Lots of spam in the Manual

I did a quick search for “card” in the manual, looking for a way to texture an image onto a card / plane. It returned one entry on graphics cards, and a ton of articles about blackjack card counting, credit card services, internet marketing strategies with business cards, etc. I remember this was a problem before with other products. Seems like someone’s using the Panda Manual for some serious SEO.

Seems google has noticed as well, theres a message that appears when you do a google search that says ‘this site may be comprimised’

support.google.com/websearch/answer/190597

How does the spam get on the manual?

People register an account in the manual and create a new page. Fortunately, they rarely edit existing pages, or add links to their pages, but this also means that they often don’t get noticed.

I found out that there were over 18000 spam pages, which was about 90% of all pages. I’ve just used some broad patterns to nuke over 10000 pages. Maybe that’ll enough for Google not to consider the site to be compromised, although I’ll get around to deleting the rest eventually.

It might be worth restricting the manual to a white-list of authorized editors (if that’s possible). I’m not sure you want just anybody going in and editing the primary instructions / adding pages. Or have new pages need approved?

I do agree that we need stricter access control in the manual.

I’ve just changed the permissions; new users can still edit, but they have to wait 4 days until they can create a new page.

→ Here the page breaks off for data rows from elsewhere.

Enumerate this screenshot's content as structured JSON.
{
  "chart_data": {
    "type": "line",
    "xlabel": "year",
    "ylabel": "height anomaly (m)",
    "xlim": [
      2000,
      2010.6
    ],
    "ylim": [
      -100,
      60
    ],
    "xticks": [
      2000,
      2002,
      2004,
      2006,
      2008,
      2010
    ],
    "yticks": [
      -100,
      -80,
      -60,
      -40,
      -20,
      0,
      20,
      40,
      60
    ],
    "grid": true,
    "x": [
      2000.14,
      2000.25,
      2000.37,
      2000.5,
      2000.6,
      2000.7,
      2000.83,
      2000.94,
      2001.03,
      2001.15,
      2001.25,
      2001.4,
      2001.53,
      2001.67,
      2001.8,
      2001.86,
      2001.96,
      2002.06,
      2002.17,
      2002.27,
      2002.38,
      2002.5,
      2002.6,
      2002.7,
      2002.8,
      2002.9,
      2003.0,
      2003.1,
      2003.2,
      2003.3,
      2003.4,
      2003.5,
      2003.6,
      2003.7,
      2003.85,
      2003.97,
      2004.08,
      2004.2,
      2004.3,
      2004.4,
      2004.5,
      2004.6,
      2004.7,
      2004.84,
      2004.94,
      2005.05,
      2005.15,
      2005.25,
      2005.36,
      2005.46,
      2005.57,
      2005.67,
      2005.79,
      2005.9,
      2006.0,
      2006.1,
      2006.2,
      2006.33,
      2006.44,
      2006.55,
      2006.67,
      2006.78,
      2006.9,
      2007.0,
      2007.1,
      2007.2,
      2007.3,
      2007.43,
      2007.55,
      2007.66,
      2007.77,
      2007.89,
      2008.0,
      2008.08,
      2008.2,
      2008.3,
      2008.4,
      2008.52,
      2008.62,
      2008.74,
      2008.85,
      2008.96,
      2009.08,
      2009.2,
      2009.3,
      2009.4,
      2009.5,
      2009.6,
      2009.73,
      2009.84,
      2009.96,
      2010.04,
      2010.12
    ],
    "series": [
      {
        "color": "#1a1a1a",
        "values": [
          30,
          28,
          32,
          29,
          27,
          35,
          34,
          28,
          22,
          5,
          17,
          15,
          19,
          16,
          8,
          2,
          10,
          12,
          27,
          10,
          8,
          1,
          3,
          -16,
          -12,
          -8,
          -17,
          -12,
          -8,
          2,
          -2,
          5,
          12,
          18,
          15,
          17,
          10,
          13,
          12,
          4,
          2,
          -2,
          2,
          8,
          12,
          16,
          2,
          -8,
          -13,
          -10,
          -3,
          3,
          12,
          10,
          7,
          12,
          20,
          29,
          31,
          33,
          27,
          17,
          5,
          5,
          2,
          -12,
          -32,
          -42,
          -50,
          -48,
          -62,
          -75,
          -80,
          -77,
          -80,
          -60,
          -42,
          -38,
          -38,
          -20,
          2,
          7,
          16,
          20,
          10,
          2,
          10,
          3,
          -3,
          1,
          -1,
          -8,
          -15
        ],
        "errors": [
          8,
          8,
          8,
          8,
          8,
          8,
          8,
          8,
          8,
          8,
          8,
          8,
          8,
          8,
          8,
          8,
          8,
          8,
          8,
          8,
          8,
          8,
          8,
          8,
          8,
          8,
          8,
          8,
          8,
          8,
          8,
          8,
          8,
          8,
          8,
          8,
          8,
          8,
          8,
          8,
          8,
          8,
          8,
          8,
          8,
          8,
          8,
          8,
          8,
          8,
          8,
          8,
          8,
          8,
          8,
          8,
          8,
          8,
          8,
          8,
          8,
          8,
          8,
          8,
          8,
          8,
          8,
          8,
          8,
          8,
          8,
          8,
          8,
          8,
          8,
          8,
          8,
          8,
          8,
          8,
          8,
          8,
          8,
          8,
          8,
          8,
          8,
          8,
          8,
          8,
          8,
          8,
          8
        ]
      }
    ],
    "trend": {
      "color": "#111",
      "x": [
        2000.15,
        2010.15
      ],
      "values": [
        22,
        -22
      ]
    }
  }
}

The manual mainpage has the spammies now, too

http://www.panda3d.org/manual/index.php/Main_Page

edit: Just opened a wiki-account to try to fix it, but rdb was faster. Thanks!

Google search warns this website “may be hacked”.

I have been experimenting with measures to keep spammers out; they seemed to work so far. I just cleaned up the spam in the manual with a few sophisticated queries, deleting about 35000 pages.

RDB - years back when I had a php bulletin board on my site, it got eaten by spammers, but they also exploited something that allowed them to edit some of my actual pages. So I came up with a perl script that knew the sizes and dates of creation, and I kept the master list elsewhere. On a regular interval, my perl script would execute and automatically “heal” the site.

This sounds like something you could do also. I just don’t know how easily you can get it in your workflow since I was the only person editing and working on my site (well, other than those spammers) but it might be worth looking in to.

Cheers!

Charles